T(3;4)(p14.1;q32) involving IGH and FOXP1 is a novel recurrent chromosomal aberration in MALT lymphoma

The three chromosomal translocations t(11; 18)( q21; q21), t( 14; 18)(q32; q21), and t( 1; 14)( p22; q32) are associated with MALT lymphoma. In a case of MALT lymphoma of the thyroid, we observed t( 3; 14)( p14.1; q32) by cytogenetic analysis. Fluorescence in situ hybridization studies showed that the immunoglobulin heavy chain locus (IGH) was rearranged on chromosome 14. Long-distance inverse polymerase chain reaction identified FOXP1 as the partner gene on chromosome 3. To determine the frequency of the t( 3; 14)( p14.1; q32), two fluorescence in situ hybridization assays were established to screen 91 MALT lymphomas, all of which were negative for the above-mentioned three translocations, and eight splenic and six nodal marginal zone lymphomas.

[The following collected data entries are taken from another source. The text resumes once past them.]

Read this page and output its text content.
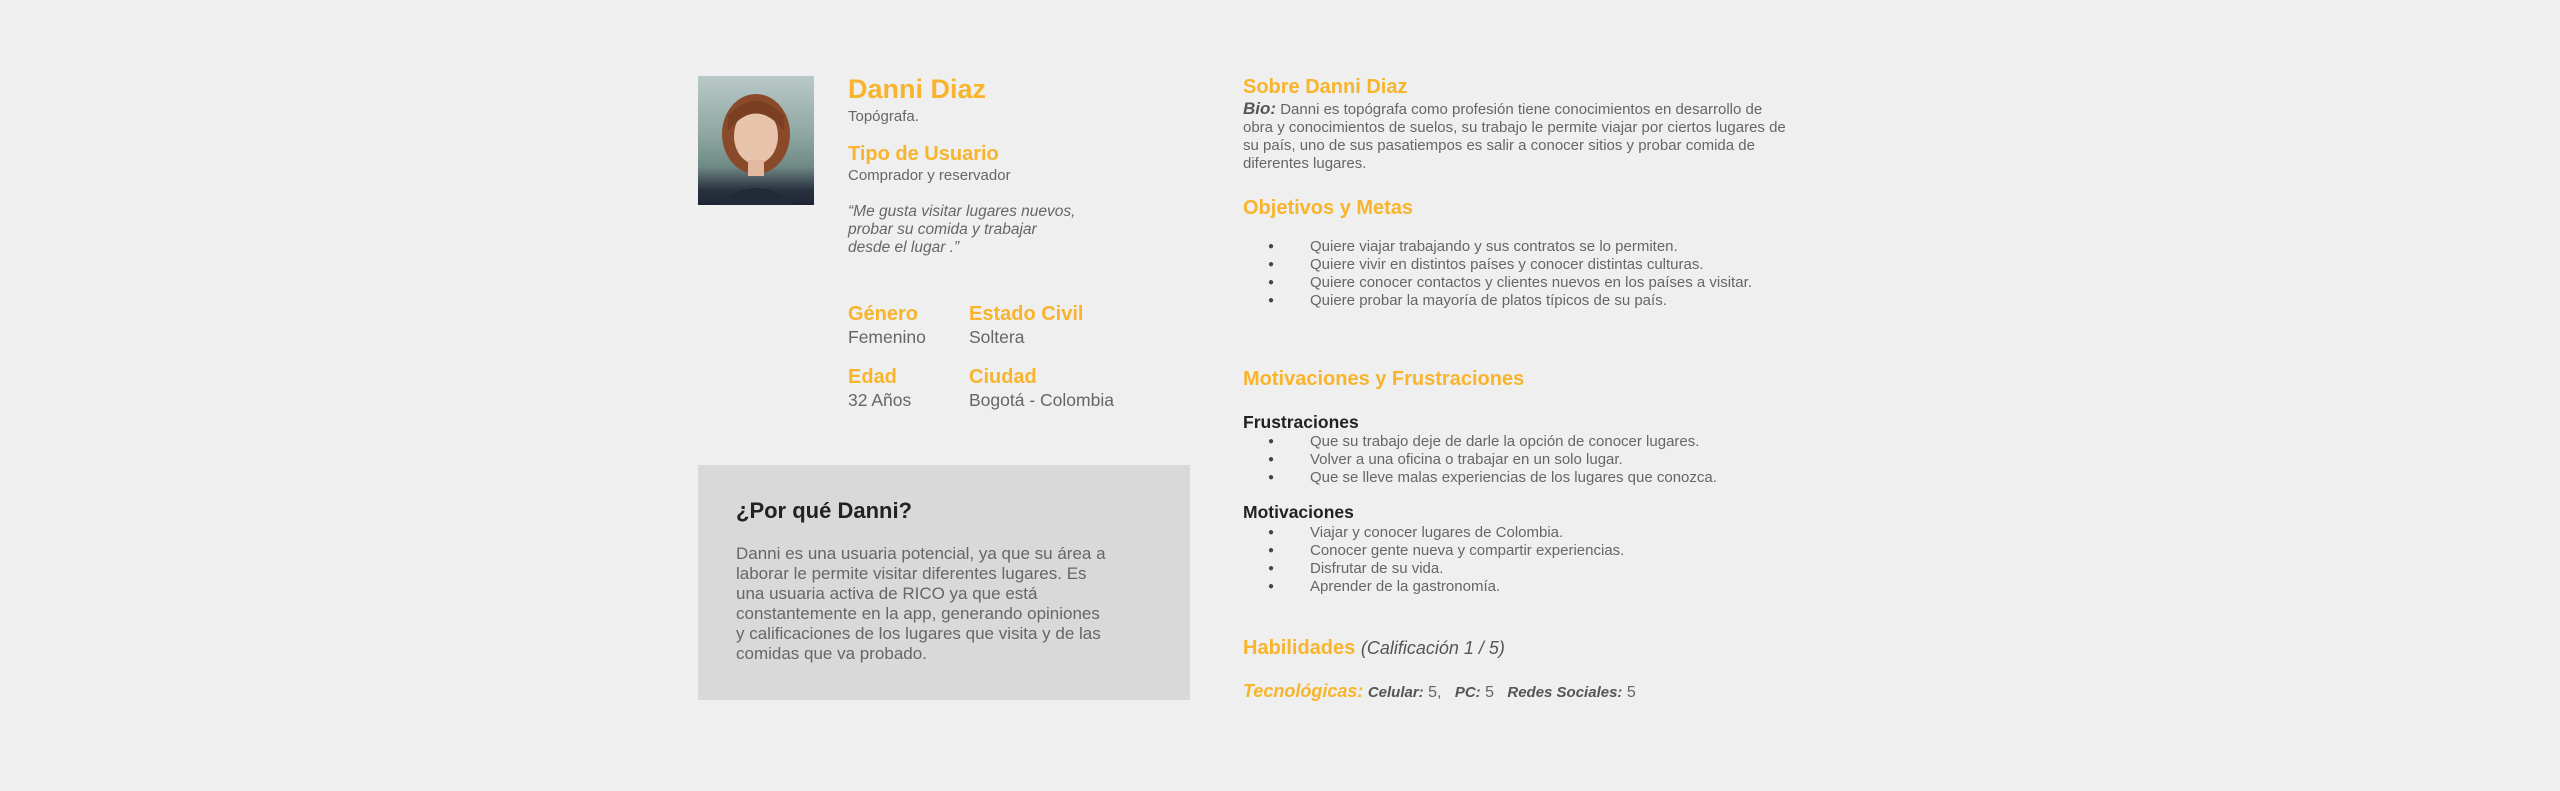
Danni Diaz
Topógrafa.
Tipo de Usuario
Comprador y reservador
“Me gusta visitar lugares nuevos,
probar su comida y trabajar
desde el lugar .”
Género
Femenino
Estado Civil
Soltera
Edad
32 Años
Ciudad
Bogotá - Colombia
¿Por qué Danni?
Danni es una usuaria potencial, ya que su área a
laborar le permite visitar diferentes lugares. Es
una usuaria activa de RICO ya que está
constantemente en la app, generando opiniones
y calificaciones de los lugares que visita y de las
comidas que va probado.
Sobre Danni Diaz
Bio: Danni es topógrafa como profesión tiene conocimientos en desarrollo de
obra y conocimientos de suelos, su trabajo le permite viajar por ciertos lugares de
su país, uno de sus pasatiempos es salir a conocer sitios y probar comida de
diferentes lugares.
Objetivos y Metas
● Quiere viajar trabajando y sus contratos se lo permiten.
● Quiere vivir en distintos países y conocer distintas culturas.
● Quiere conocer contactos y clientes nuevos en los países a visitar.
● Quiere probar la mayoría de platos típicos de su país.
Motivaciones y Frustraciones
Frustraciones
● Que su trabajo deje de darle la opción de conocer lugares.
● Volver a una oficina o trabajar en un solo lugar.
● Que se lleve malas experiencias de los lugares que conozca.
Motivaciones
● Viajar y conocer lugares de Colombia.
● Conocer gente nueva y compartir experiencias.
● Disfrutar de su vida.
● Aprender de la gastronomía.
Habilidades (Calificación 1 / 5)
Tecnológicas: Celular: 5, PC: 5 Redes Sociales: 5
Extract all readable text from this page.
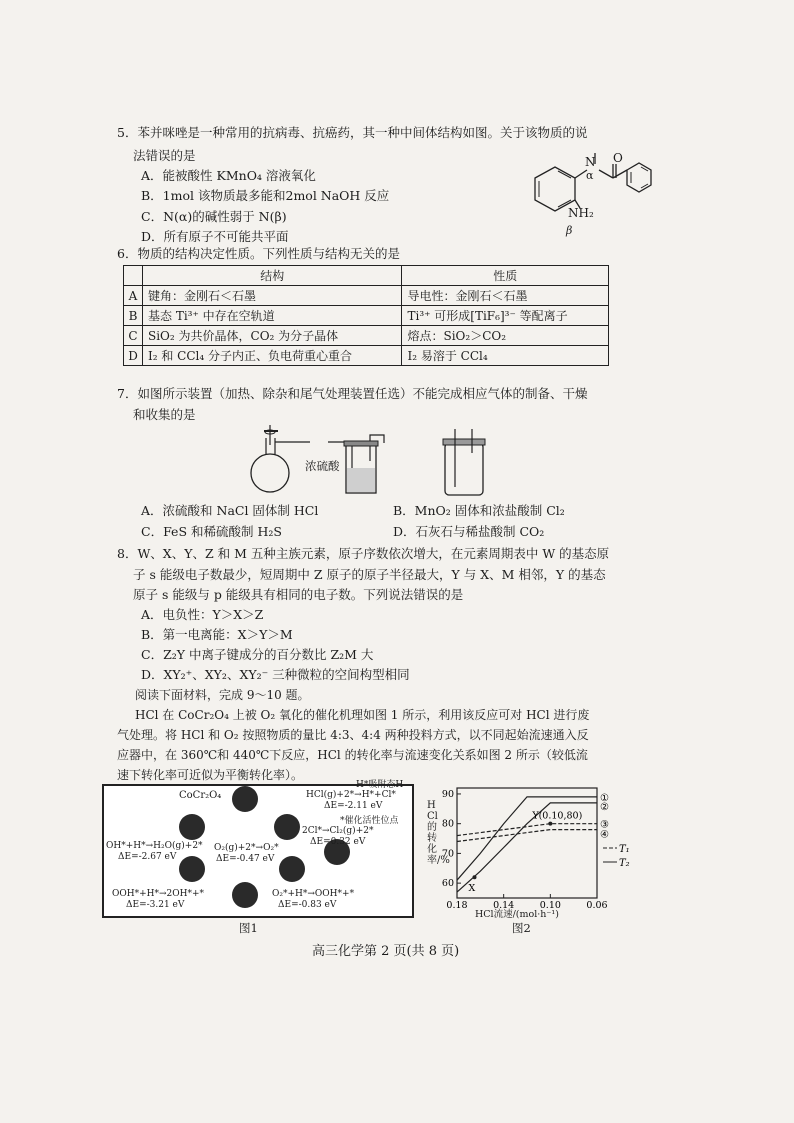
5．苯并咪唑是一种常用的抗病毒、抗癌药，其一种中间体结构如图。关于该物质的说
法错误的是
A．能被酸性 KMnO₄ 溶液氧化
B．1mol 该物质最多能和2mol NaOH 反应
C．N(α)的碱性弱于 N(β)
D．所有原子不可能共平面
N
α
O
NH₂
β
6．物质的结构决定性质。下列性质与结构无关的是
	结构	性质
A	键角：金刚石＜石墨	导电性：金刚石＜石墨
B	基态 Ti³⁺ 中存在空轨道	Ti³⁺ 可形成[TiF₆]³⁻ 等配离子
C	SiO₂ 为共价晶体，CO₂ 为分子晶体	熔点：SiO₂＞CO₂
D	I₂ 和 CCl₄ 分子内正、负电荷重心重合	I₂ 易溶于 CCl₄
7．如图所示装置（加热、除杂和尾气处理装置任选）不能完成相应气体的制备、干燥
和收集的是
浓硫酸
A．浓硫酸和 NaCl 固体制 HCl	B．MnO₂ 固体和浓盐酸制 Cl₂
C．FeS 和稀硫酸制 H₂S	D．石灰石与稀盐酸制 CO₂
8．W、X、Y、Z 和 M 五种主族元素，原子序数依次增大，在元素周期表中 W 的基态原
子 s 能级电子数最少，短周期中 Z 原子的原子半径最大，Y 与 X、M 相邻，Y 的基态
原子 s 能级与 p 能级具有相同的电子数。下列说法错误的是
A．电负性：Y＞X＞Z
B．第一电离能：X＞Y＞M
C．Z₂Y 中离子键成分的百分数比 Z₂M 大
D．XY₂⁺、XY₂、XY₂⁻ 三种微粒的空间构型相同
阅读下面材料，完成 9～10 题。
HCl 在 CoCr₂O₄ 上被 O₂ 氧化的催化机理如图 1 所示，利用该反应可对 HCl 进行废
气处理。将 HCl 和 O₂ 按照物质的量比 4:3、4:4 两种投料方式，以不同起始流速通入反
应器中，在 360℃和 440℃下反应，HCl 的转化率与流速变化关系如图 2 所示（较低流
速下转化率可近似为平衡转化率）。
CoCr₂O₄	HCl(g)+2*→H*+Cl*
ΔE=-2.11 eV
H*吸附态H
*催化活性位点
2Cl*→Cl₂(g)+2*
ΔE=0.32 eV
OH*+H*→H₂O(g)+2*
ΔE=-2.67 eV
O₂(g)+2*→O₂*
ΔE=-0.47 eV
OOH*+H*→2OH*+*
ΔE=-3.21 eV
O₂*+H*→OOH*+*
ΔE=-0.83 eV
图1
90
80
70
60
0.18	0.14	0.10	0.06
①
②
③
④
Y(0.10,80)
X
T₁
T₂
HCl的转化率/%
HCl流速/(mol·h⁻¹)
图2
高三化学第 2 页(共 8 页)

Overall, nine MALT lymphomas (10%) harbored t( 3; 14)( p14.1; q32) comprising tumors of the thyroid ( three of six), ocular adnexa ( four of 20), and skin ( two of 20), whereas those of the stomach (n = 20), salivary gland ( n = 20), and lung ( n = 5) were negative as well as the splenic and nodal marginal zone lymphomas. Most t( 3; 14)( p14.1; q32) +MALT lymphomas harbored additional genetic abnormalities, such as trisomy 3. Further studies revealed that the three known translocations and t( 3; 14)( p14.1; q32) are mutually exclusive. Real-time quantitative reverse transcriptase polymerase chain reaction showed upregulation of FOXP1 in cases with t( 3; 14)( p14.1; q32) or trisomy 3. This study identifies FOXP1 as a new translocation partner of IGH in a site-dependent subset of MALT lymphomas.